Again, I hope I didn't provide wrong info. I believe what I wrote is correct, as is understood. Also, individuals in this case nearly always go to tax professionals for guidance, and most aren't willing to sign off on theadvice to exclude it from the AMT.....
I believe the AMT is not owed on an exercised ISO.
When I showed section 83g to my accountants, their jaws bounced off the floor. All CPA's are licensed by the IRS. The IRS literally holds their careers in the IRS's hands.
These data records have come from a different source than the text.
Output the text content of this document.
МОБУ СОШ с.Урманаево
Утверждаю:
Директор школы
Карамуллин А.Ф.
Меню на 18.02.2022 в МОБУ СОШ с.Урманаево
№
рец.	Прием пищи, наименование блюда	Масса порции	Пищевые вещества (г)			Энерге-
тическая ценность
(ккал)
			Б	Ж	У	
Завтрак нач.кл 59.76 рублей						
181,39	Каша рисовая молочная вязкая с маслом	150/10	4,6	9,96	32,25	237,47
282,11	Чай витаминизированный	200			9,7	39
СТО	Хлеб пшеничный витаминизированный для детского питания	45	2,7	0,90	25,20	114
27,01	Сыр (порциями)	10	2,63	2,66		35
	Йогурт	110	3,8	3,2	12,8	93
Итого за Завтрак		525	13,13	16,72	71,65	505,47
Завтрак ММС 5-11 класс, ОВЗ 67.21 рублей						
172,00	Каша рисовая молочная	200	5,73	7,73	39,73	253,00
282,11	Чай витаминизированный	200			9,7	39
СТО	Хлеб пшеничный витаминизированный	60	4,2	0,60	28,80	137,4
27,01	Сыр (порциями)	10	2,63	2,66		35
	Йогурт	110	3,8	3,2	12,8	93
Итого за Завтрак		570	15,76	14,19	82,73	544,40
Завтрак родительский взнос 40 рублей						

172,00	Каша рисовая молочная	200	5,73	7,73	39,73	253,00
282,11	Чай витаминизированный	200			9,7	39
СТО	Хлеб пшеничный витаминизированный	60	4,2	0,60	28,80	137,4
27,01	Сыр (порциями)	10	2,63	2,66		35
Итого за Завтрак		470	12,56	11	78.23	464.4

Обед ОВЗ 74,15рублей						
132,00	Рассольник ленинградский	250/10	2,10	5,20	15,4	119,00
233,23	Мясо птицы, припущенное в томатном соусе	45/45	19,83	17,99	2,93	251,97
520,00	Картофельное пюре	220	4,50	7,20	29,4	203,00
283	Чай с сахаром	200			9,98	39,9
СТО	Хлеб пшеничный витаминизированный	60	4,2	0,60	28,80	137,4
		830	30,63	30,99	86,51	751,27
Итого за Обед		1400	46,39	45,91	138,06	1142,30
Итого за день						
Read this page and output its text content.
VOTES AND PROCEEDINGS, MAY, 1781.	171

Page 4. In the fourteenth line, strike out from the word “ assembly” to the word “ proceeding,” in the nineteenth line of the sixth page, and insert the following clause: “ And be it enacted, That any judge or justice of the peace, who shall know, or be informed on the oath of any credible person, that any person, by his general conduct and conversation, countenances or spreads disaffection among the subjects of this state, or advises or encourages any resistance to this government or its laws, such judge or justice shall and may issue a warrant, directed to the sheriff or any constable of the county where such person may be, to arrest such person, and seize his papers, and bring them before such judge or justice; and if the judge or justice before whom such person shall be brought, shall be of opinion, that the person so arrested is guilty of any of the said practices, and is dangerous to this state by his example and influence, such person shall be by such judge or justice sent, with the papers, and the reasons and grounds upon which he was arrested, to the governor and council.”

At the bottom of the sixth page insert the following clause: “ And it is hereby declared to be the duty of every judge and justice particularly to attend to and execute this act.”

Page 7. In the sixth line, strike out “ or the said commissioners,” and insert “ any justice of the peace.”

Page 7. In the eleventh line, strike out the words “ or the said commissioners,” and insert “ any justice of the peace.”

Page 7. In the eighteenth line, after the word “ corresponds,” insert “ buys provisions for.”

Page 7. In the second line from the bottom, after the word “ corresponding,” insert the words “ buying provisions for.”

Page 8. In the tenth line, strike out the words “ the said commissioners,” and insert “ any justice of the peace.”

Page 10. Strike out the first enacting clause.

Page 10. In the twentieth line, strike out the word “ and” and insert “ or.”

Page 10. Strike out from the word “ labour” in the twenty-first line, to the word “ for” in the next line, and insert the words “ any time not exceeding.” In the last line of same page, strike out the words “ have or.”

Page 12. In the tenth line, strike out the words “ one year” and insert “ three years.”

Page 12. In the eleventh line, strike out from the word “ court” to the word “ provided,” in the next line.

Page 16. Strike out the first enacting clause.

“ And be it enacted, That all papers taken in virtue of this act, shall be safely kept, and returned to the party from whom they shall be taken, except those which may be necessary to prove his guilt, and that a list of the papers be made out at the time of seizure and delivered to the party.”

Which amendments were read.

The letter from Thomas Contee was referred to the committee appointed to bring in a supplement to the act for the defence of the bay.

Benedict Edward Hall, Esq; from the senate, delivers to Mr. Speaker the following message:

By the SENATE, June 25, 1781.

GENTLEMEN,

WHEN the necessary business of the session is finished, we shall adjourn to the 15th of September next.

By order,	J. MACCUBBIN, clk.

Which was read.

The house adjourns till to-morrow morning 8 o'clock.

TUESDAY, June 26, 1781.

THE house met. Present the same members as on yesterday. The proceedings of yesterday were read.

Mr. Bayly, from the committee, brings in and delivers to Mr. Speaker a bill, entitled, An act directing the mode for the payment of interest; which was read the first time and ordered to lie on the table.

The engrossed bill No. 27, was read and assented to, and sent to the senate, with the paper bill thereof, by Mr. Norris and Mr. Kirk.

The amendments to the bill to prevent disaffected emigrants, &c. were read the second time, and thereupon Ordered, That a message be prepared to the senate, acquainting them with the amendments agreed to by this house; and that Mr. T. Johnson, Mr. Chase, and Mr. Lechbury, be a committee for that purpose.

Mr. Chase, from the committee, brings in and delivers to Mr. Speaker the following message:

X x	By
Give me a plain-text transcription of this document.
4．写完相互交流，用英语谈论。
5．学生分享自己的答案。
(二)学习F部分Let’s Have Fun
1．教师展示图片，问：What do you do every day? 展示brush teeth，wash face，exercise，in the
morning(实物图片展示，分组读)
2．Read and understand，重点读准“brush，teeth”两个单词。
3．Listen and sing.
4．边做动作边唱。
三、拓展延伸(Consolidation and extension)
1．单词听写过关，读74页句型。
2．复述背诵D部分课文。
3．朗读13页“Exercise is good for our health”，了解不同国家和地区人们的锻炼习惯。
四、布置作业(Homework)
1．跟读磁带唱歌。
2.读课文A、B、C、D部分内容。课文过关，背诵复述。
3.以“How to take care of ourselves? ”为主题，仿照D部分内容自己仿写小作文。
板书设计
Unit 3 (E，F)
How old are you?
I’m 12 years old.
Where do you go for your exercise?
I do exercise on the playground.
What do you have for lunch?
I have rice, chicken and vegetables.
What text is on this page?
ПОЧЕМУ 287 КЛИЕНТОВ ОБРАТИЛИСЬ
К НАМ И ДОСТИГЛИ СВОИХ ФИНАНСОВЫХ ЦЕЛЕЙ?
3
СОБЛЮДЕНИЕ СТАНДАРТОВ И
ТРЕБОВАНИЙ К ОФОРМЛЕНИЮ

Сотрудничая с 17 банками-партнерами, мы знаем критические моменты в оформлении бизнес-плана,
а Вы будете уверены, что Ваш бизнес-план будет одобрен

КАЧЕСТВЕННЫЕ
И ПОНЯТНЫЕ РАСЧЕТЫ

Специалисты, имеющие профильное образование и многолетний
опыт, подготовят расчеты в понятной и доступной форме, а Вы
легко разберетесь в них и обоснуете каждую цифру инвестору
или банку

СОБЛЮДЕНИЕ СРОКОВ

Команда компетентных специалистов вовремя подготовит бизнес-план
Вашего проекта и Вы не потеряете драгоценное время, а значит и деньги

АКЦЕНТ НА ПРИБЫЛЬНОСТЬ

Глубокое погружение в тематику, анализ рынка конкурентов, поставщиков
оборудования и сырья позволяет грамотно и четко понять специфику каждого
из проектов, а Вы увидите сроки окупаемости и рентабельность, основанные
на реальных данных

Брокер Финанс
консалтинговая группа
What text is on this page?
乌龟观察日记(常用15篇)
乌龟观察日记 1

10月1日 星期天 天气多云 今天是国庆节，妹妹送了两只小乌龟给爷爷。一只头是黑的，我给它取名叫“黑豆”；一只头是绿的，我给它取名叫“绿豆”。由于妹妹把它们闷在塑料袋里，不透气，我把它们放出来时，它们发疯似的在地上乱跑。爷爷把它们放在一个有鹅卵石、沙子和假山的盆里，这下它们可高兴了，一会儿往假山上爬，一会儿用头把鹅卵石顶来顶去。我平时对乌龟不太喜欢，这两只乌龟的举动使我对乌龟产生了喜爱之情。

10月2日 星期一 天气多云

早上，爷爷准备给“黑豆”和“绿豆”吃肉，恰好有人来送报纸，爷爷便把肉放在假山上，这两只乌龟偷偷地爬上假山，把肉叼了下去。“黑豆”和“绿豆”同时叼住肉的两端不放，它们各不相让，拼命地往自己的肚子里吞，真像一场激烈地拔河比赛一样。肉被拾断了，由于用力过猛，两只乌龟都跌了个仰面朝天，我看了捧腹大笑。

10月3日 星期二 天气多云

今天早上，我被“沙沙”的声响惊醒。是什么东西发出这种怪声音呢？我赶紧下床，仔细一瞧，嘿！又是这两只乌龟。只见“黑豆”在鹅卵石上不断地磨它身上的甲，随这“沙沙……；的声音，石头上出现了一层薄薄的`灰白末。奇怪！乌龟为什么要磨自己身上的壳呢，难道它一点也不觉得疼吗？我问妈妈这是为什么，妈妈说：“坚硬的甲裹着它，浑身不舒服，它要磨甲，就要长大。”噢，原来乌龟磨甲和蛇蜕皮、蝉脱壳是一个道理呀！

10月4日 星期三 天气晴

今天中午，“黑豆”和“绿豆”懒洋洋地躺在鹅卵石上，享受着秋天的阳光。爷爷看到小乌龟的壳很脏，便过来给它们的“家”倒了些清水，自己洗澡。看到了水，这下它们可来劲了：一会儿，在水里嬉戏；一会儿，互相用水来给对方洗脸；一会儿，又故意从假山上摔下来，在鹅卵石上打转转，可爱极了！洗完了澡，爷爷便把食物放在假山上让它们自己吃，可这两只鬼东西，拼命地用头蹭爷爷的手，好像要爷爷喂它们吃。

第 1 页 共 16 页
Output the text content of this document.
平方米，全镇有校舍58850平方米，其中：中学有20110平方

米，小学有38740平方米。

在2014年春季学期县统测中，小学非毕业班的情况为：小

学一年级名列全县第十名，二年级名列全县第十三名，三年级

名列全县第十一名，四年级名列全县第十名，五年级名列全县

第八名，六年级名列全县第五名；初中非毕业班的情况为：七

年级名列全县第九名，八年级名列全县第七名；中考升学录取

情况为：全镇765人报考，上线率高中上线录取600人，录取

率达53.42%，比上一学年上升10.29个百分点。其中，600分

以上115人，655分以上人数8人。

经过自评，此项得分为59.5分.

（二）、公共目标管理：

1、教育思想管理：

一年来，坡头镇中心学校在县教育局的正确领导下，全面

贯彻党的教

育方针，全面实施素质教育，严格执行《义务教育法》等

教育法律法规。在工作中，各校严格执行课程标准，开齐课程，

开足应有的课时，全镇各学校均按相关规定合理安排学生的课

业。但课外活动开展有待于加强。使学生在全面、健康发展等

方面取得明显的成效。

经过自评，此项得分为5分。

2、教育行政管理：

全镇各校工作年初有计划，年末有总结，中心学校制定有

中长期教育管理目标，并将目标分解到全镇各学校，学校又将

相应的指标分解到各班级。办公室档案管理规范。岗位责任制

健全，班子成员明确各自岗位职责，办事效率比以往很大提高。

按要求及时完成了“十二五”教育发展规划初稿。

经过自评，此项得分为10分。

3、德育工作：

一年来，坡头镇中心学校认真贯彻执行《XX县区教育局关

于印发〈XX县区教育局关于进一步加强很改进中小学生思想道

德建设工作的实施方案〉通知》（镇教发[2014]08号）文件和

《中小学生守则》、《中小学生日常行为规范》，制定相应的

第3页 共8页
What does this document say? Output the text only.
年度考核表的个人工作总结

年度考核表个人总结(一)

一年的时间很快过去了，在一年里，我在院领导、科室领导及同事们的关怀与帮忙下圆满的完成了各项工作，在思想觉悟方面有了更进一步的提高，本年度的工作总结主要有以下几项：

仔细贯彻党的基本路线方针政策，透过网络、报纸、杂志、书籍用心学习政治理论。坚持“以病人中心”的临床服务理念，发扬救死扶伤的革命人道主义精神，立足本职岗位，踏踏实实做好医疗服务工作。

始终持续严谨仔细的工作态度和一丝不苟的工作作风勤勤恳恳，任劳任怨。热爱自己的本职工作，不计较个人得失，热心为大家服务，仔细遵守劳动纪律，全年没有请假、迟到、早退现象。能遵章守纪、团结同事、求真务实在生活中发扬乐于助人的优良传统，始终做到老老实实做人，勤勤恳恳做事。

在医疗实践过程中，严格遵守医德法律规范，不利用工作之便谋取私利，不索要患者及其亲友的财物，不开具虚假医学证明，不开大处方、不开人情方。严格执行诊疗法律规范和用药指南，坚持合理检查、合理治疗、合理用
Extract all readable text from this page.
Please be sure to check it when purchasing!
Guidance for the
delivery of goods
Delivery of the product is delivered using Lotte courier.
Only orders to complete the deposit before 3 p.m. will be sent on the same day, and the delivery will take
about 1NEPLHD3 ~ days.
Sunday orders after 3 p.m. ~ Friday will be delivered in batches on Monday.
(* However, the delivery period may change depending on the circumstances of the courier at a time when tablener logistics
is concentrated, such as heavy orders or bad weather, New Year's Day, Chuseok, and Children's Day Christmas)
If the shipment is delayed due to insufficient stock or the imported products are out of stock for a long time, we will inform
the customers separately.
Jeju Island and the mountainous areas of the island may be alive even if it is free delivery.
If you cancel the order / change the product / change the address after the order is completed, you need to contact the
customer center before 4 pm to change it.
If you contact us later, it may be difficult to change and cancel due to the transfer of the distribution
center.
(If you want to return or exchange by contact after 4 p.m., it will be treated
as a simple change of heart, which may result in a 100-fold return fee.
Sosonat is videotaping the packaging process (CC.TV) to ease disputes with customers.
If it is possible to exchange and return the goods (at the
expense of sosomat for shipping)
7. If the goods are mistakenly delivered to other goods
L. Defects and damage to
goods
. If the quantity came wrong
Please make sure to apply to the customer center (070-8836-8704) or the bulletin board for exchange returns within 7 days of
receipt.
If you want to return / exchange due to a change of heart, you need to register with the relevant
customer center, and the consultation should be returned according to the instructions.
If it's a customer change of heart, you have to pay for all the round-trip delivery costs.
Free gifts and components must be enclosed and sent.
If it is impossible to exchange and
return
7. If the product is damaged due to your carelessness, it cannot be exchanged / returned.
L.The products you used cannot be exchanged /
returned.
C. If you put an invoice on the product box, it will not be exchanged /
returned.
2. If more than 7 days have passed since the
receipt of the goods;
Only the most agressive will buck the IRS.
The CPA community tends to circle the wagons around their own as well, and they follow the opinion of whomever is the 'leading CPA'. Well if that leader hasn't done their homework, or won't publicly take an adverse stance, that sets the thinking in all the follower CPA's as well.
Then you also get the problem, if you ultimately convince them, that they've been mis-trained by the IRS and mislead by their peers, they're in a the awkward position of filing an ISO exercise a new way, inviting the scrutiny of the IRS and risking their license, and further risking being sued for malpractice by previous clients who paid the AMT on ISO's.
So they don't change, and don't rock the boat.
Show section 83g to your accountant and they'll either confess ignorance ('well gee that's tax law stuff and I rely on my trusty IRS example sheet'), or rely on the reputations of others ('you must be wrong because so and so wouldn't make a mistake and knows more about it than you'), or they'll scratch their heads.